After alcoholic fermentation, they draw off “all the good juice” into one tank and load the press.
'It’s a power tool that we use'One of the most important things for Izele is “tasting that final wine that drips out of the skins... because that basically is the heart of the wine.”
Sometimes she leaves the skins in the press overnight “and I let it drip for the whole night and then the next morning you’ve got 500L of this magic juice that you can add to all the different blends because it’s so concentrated. It’s a power tool that we use.”
Since the 2016 vintage, the reds have switched from screwcap closures to high-quality cork.
“It was more a marketing team decision than a winemaking decision, but I agree with them,” she says. “All the wines were very reductive and we used to decant them for an hour or two before you could actually drink a glass. I’m a firm believer in screwcaps but if you’re paying £50 for a bottle of red wine, you want to open it with a corkscrew.”
For her, the three most important things are:
- Understanding your vineyards and blocks, so you can choose the right picking date for optimum ripeness;
- Managing the pH by adding tartaric acid immediately the grapes arrive in the cellar to get the pH as low as possible, so you don’t need a lot of sulphur and you improve your ageing potential by 10-15 years. For whites, she says, the ideal pH is 3.2, for reds it’s 3.3-3.5;
- Barrel selection – 95% French oak of 300L and 500L capacity plus 5% new American oak to bring “that sweet sensation” to the Pinotage and Shiraz. “I don’t want to taste the oak, it needs to treasure all the fruit and varietal expression.” She says she spends as much time tasting with coopers as she spends in the winery and vineyard.
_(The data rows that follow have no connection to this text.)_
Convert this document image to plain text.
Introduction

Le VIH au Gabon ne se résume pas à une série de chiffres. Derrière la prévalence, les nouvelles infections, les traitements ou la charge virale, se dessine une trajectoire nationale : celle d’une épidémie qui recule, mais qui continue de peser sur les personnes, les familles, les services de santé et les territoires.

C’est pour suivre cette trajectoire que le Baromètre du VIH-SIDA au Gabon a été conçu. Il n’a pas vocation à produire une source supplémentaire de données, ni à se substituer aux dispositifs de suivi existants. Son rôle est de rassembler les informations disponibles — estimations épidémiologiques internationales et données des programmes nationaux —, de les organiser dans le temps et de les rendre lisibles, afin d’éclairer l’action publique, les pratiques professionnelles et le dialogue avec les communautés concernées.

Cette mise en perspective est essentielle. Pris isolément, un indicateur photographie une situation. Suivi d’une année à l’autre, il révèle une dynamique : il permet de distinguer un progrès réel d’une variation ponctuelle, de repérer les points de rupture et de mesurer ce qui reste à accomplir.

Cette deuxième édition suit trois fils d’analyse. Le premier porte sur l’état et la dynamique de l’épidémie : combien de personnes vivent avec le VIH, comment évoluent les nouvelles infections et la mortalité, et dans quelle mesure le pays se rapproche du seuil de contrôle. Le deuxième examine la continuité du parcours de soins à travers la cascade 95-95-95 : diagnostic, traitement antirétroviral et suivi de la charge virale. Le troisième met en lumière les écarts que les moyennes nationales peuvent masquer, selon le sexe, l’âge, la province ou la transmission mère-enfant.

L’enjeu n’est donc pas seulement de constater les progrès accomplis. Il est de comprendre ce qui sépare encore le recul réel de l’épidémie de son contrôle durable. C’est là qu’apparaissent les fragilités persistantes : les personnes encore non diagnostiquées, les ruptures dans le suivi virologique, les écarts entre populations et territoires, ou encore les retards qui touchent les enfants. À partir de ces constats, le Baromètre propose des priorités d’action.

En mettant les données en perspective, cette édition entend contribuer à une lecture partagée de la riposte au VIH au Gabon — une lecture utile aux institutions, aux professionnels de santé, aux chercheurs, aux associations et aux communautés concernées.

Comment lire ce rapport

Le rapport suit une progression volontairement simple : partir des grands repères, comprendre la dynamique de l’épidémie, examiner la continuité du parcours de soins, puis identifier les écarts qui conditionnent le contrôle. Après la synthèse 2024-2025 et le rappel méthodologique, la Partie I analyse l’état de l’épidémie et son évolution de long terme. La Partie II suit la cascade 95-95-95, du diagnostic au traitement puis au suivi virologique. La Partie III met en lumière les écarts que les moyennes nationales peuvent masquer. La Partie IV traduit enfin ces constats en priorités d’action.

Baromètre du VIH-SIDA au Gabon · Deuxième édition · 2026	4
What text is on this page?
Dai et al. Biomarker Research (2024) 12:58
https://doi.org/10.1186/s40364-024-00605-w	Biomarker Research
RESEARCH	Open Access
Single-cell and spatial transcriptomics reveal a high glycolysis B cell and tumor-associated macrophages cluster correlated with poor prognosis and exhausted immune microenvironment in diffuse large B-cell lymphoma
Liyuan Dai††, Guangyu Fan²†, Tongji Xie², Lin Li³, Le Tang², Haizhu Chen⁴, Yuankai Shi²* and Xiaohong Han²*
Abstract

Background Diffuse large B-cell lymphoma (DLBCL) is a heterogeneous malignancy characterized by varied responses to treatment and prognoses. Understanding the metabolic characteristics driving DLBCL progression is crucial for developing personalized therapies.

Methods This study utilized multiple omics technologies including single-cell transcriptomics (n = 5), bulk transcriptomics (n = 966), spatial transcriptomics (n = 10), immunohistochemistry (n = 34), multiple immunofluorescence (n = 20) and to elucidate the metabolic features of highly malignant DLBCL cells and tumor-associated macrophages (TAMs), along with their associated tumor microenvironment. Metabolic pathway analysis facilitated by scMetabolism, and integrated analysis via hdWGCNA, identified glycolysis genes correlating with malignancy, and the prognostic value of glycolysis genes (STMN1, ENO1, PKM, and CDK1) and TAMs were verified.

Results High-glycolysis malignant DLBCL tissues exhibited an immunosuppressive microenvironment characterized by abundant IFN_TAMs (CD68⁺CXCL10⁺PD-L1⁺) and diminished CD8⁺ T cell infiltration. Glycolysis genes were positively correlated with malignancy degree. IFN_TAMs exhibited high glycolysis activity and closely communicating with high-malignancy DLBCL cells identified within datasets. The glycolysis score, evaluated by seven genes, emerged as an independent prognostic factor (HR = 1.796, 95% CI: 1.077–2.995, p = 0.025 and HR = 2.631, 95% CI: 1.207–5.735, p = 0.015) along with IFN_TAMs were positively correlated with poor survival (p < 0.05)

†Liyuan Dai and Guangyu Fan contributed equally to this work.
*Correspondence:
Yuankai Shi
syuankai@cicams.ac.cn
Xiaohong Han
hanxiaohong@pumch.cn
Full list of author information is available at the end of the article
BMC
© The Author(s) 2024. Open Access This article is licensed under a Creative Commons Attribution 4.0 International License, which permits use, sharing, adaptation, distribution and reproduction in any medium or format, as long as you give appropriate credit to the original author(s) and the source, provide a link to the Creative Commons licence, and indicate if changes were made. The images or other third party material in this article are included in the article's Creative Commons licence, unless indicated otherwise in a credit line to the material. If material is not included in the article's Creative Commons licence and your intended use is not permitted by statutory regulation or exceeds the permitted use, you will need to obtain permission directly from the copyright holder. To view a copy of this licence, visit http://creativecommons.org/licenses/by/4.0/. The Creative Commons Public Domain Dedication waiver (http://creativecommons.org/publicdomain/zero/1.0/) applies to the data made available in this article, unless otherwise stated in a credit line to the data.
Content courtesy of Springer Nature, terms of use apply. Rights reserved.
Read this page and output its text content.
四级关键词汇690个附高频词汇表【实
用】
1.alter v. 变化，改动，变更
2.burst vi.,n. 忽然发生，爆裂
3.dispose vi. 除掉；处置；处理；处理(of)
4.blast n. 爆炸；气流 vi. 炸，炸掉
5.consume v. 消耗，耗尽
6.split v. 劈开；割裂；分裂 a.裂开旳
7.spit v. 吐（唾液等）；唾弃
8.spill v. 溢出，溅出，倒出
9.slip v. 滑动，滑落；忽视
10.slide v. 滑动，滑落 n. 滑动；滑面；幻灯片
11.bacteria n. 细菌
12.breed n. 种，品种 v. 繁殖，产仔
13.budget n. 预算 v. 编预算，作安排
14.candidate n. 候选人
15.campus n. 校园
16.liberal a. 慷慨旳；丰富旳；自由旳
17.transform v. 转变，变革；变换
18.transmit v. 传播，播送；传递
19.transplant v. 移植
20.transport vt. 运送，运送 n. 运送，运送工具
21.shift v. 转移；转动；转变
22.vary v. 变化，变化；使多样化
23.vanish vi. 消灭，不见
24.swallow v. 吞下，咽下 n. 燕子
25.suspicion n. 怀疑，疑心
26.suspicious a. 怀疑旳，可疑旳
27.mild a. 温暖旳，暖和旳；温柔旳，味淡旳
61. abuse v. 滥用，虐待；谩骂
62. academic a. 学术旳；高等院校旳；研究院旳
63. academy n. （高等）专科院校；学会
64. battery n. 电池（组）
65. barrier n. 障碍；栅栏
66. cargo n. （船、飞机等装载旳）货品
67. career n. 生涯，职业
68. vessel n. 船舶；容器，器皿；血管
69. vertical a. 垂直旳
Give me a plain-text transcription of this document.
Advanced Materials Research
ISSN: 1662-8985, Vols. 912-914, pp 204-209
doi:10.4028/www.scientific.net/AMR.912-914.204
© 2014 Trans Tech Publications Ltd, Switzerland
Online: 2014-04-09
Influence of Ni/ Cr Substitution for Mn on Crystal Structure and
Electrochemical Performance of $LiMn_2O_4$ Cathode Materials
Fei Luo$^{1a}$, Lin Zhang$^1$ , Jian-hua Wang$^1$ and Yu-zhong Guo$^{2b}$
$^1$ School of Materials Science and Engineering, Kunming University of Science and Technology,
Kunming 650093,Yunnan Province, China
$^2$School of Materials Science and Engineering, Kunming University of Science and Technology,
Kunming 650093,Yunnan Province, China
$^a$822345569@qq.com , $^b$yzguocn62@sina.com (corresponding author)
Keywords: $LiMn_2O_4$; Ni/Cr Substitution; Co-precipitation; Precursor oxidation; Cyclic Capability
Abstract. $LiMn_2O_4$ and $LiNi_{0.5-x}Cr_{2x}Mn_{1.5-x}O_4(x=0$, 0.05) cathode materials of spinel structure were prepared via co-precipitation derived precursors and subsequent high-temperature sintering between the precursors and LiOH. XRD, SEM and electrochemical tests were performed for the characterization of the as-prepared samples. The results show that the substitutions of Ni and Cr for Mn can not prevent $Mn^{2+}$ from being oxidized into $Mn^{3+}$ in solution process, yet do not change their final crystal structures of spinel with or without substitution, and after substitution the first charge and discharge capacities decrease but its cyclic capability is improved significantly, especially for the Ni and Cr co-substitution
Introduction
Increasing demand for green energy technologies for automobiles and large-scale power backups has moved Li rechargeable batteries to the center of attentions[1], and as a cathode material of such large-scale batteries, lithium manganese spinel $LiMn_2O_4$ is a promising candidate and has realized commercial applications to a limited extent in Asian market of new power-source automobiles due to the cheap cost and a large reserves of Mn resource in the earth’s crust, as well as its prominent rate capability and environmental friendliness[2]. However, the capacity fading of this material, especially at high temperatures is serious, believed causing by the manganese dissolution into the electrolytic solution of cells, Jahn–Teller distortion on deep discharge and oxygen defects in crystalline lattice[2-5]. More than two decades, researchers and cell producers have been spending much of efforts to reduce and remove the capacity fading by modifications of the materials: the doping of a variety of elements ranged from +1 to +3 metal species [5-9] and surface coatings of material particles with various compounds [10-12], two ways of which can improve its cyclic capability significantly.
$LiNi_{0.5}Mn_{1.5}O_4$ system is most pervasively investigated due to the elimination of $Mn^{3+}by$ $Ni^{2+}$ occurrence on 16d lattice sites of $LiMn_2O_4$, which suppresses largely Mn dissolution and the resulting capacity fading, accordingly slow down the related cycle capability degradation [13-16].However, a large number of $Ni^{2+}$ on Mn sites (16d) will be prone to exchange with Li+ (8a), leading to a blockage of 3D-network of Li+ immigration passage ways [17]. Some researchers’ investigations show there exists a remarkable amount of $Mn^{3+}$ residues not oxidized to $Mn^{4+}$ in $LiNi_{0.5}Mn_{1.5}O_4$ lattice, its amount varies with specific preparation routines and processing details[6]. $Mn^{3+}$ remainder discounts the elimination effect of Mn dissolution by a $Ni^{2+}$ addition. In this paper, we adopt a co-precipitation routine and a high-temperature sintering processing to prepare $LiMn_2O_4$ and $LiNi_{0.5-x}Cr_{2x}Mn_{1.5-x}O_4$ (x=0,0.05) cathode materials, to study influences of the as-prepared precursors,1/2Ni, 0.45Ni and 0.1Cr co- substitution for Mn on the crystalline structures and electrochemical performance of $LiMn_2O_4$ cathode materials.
- At university Izele was told not to do whole bunch or natural ferments with Pinotage because it’s got high volatile acidity, so for the past two years she’s been making it ‘traditional style’. This vintage, she also made it “Pinot Noir style without too many punchdowns or pumpovers” and also a ‘wild child’ version – “50% whole bunch, natural ferment and I work it really hard – and it’s so amazing, you get lovely sour cherry flavours and the volatility was lower than both of the other tanks. But it’s just too powerful to put it 100% in a bottle, so I just add like 5% of that to the blends.”
- To add colour to a light red varietal, she will toss three or four bucketloads of pressed Malbec skins into the ferment and mix during a pumpover.
- She adds 5% Viognier into a Shiraz fermentation to give it a “bit of lift”.
- In another Shiraz tank after fermentation, she topped it up, closed it with no sulphur for three months. When she opened it up, the skins had practically disintegrated “and you had this pitch-black wine coming out and it was amazing how the mouthfeel is so concentrated”.
- For Sauvignon Blanc, she mixes the fine lees slowly for two or three days to get the methoxypyrazines or thiols higher.
- She took “the fluff off the Sauvignon Blanc” and added it to the Chenin Blanc “to help with the mouthfeel”.
- To ensure it is native yeasts at work, they crush some grapes in the vineyard, put them in a plastic bag and hang the bag on a post for a truck driver to collect with the harvested grapes. They add the contents to the tanks “if the driver hasn’t drunk the juice”.
- With the latest release of Chenin Blanc, 40% underwent natural fermentation and 60% was inoculated. But it wasn’t all classic inoculation – she didn’t rehydrate the yeast for some batches; she simply tipped the packets into the barrels to help finish the fermentation. “It brings something different to the wine.”